Recently widowed, Sarah Laforge arrives in Zaire to take up her new post at the U.S. Embassy, determined to find meaningful work. The year is 1989 and the expatriate Europeans and Americans Sarah encounters in Kinshasa live in a privileged world where they drink, flirt, and gossip about who is sleeping with whom. But throughout all of this petty activity important business is getting done. Information is being gathered. Big power plays are being made. Jacques Delpech, a Belgian businessman born and raised in Zaire, also moves in these circles. His deep commitment to the country opens up another world for Sarah, while her idealism and openness help to soften his own pain.

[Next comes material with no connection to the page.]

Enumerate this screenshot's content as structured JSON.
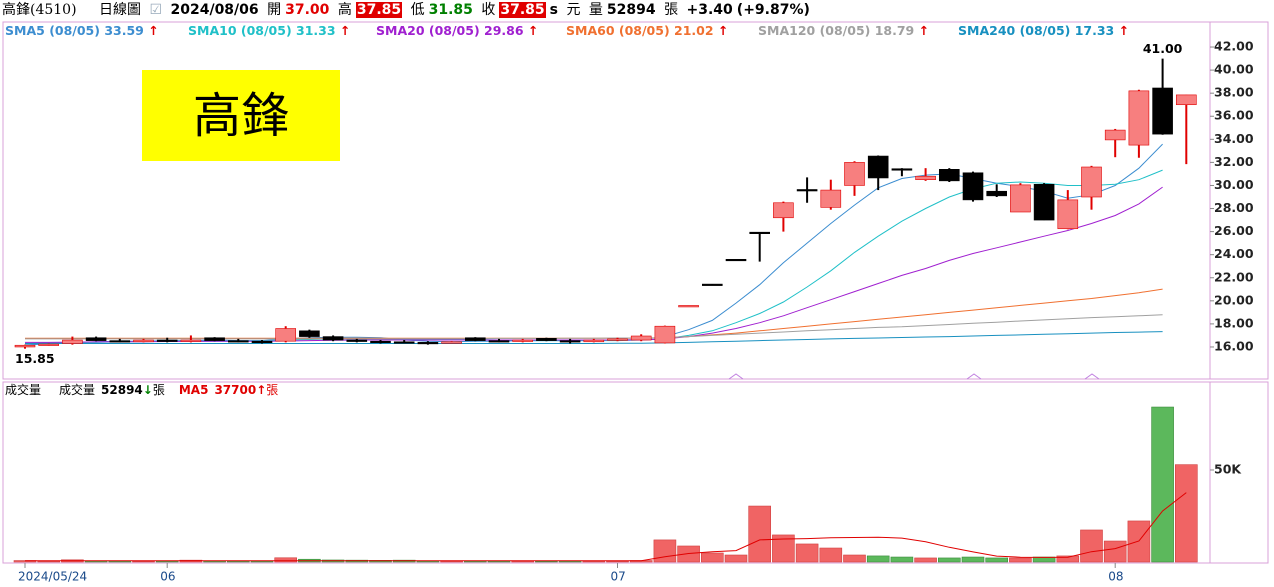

As a plot to overthrow the dictator Mobutu gains momentum, power, corruption, and sexual jealousy threaten to shatter their idyllic love affair.
For several years in the eighties, Mary Martin Devlin lived in Kinshasa, Zaire, and came to know the breathtaking beauty of the country, along with its squalor and misery, the chronic political maneuvering, the abusive power of corporations like big oil, and, of course, the expatriate life. She draws on these experiences to bring to life the dissolute community of Westerners in Third World countries where easy living and dangerous intrigue blend together in a deceptive haze.
Devlin is the author of Precious Pawn (Cuidono, 2014). She has translated and collaborated on books regarding the African AIDS epidemic and the politics of the Congo, including Chief of Station, Congo, which chronicles her husband's experiences in Cold War-era Africa. Her story "The Resting Wall" was short-listed for the O. Henry Prize in 2003. She divides her time between Atlanta, Georgia, and the south of France.